A large cohort of Australian adults aged 45 and up was sampled from the general population and was followed up for approximately 3 years (n=60,404). Physician-diagnosed T2DM was self-reported at baseline (2006-2008) and follow-up (2010). Incident T2DM was determined as not reporting T2DM at baseline, but reporting T2DM at follow-up. A broad range of risk factors, including socio-demographic characteristics, health status, family history, and lifestyle behaviors were examined at baseline. Multiple logistic regression was used for selecting potential predictors of incident T2DM, and age and reported family history of T2DM were tested as potential effect modifiers.
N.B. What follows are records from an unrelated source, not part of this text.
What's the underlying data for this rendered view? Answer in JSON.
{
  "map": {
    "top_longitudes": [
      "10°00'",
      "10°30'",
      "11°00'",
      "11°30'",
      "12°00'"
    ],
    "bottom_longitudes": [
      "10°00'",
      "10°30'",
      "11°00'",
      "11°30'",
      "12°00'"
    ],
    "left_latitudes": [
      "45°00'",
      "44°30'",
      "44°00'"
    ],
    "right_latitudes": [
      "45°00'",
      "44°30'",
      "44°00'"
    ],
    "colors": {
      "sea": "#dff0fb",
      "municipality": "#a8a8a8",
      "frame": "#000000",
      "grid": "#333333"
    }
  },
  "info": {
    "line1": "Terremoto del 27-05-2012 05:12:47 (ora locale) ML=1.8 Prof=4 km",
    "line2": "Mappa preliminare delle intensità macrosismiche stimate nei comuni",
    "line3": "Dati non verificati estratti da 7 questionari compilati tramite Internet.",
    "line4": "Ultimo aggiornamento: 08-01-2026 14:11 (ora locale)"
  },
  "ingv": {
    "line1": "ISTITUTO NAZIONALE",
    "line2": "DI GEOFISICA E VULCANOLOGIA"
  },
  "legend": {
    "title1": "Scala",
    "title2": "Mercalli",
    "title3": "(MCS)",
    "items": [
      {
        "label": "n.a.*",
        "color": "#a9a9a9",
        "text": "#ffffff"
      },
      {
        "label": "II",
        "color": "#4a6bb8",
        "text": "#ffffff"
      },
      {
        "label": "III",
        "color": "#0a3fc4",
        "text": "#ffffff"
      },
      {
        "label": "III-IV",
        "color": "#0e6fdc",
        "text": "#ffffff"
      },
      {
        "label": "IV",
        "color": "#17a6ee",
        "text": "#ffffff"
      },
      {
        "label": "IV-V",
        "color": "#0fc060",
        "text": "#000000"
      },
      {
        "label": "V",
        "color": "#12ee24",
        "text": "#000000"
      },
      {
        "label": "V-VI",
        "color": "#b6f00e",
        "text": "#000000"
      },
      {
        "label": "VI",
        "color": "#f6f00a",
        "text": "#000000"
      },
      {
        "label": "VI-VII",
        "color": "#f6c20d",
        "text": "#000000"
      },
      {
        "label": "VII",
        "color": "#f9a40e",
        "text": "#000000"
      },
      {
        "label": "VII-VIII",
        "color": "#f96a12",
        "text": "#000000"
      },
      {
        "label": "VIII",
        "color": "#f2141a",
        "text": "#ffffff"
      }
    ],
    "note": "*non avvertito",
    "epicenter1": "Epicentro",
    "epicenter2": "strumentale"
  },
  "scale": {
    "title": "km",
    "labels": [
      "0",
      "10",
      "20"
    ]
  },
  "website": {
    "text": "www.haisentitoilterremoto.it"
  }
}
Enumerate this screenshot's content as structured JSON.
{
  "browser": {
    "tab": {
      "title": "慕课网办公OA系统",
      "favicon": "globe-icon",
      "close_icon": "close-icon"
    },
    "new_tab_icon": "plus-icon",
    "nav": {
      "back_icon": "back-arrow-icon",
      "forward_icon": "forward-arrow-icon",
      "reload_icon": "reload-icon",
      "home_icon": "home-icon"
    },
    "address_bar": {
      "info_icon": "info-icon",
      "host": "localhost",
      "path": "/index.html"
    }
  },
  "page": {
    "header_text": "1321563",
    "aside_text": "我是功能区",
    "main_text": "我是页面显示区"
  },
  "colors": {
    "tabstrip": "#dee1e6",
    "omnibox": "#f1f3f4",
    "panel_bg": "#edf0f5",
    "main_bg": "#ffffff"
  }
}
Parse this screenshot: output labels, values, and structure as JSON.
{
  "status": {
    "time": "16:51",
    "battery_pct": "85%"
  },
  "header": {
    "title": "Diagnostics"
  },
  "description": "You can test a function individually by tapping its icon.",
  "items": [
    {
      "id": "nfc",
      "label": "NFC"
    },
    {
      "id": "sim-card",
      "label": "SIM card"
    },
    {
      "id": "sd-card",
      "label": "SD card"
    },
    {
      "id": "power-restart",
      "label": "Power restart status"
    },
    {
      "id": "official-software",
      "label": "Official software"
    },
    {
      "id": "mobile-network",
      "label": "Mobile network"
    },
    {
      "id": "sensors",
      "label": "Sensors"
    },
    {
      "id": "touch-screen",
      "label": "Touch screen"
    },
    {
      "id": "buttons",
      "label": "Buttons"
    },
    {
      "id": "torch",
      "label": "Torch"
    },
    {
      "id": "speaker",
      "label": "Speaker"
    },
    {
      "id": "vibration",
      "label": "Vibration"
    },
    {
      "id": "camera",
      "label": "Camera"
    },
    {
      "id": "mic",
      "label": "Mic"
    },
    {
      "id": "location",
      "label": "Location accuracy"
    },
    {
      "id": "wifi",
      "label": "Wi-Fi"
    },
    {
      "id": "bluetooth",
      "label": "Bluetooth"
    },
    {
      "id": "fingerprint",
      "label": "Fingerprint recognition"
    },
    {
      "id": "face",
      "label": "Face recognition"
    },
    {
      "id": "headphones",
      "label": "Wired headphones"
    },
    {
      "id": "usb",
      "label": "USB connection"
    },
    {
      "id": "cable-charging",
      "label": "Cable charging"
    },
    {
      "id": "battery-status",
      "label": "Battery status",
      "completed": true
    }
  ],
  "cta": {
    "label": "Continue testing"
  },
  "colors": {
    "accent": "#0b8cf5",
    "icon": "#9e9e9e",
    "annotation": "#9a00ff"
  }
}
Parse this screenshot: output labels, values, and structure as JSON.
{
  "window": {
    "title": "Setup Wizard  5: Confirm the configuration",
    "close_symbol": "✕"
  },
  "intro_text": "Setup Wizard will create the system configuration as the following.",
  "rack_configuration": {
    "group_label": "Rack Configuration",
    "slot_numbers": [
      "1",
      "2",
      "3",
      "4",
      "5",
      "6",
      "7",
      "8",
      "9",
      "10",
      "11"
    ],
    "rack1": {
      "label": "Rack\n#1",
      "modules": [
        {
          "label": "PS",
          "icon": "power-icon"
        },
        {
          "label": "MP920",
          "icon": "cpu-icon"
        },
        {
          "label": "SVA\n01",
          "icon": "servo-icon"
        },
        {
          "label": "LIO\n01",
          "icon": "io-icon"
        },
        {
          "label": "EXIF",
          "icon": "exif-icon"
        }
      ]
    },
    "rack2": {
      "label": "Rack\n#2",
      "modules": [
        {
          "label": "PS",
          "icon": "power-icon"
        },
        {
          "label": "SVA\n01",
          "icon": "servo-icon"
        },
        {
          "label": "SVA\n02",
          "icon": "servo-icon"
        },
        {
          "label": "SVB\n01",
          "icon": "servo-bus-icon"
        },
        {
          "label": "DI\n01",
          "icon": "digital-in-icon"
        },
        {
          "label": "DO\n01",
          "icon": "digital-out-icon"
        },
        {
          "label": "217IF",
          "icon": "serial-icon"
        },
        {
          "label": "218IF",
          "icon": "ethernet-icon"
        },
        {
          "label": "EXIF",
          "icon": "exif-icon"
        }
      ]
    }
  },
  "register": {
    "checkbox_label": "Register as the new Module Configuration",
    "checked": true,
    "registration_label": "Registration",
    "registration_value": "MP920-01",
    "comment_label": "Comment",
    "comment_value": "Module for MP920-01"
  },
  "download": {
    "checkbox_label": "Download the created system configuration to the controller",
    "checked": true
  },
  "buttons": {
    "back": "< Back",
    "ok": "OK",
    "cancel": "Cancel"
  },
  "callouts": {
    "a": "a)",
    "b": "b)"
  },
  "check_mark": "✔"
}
Of the 54,997 without T2DM at baseline, 888 reported T2DM at follow-up (cumulative incidence 1.6% over 3.4 years, annual incidence rate 0.44%). Adjusted for other risk factors, being male, older age, higher relative socio-economic disadvantage, being born in Asia, lower educational attainment, medical history of hypertension and dyslipidemia, family history of T2DM, overweight/obese, smoking, long sleeping hours, and psychological distress were significantly associated with higher odds of developing T2DM. Particularly, hypertension, dyslipidemia, and overweight/obesity were stronger predictors of T2DM among middle-aged than older adults (≥60 years).
Understanding risk factors for incident T2DM could help identify at-risk populations and develop upstream preventive strategies to combat the epidemic of diabetes.
描述澳大利亚中老年成年人2型糖尿病(T2DM)的发病率,并研究T2DM的广泛危险因素。
从普通人群中抽取一大群年龄在45岁及以上的澳大利亚成年人,随访约3年(n = 60404)。医生诊断的T2DM在基线期(2006 - 2008年)和随访期(2010年)通过自我报告获得。新发T2DM定义为在基线期未报告T2DM,但在随访期报告T2DM。在基线期检查了广泛的危险因素,包括社会人口学特征、健康状况、家族史和生活方式行为。采用多元逻辑回归选择新发T2DM的潜在预测因素,并将年龄和报告的T2DM家族史作为潜在效应修饰因素进行检验。
在基线期无T2DM的54997人中,888人在随访期报告了T2DM(3.4年累积发病率1.6%,年发病率0.44%)。在调整其他危险因素后,男性、年龄较大、相对社会经济劣势较高、出生在亚洲、教育程度较低、有高血压和血脂异常病史、T2DM家族史、超重/肥胖、吸烟、睡眠时间长和心理困扰与发生T2DM的较高几率显著相关。特别是,高血压、血脂异常和超重/肥胖在中年人群中比老年人(≥60岁)是T2DM更强的预测因素。
了解新发T2DM的危险因素有助于识别高危人群,并制定上游预防策略以应对糖尿病流行。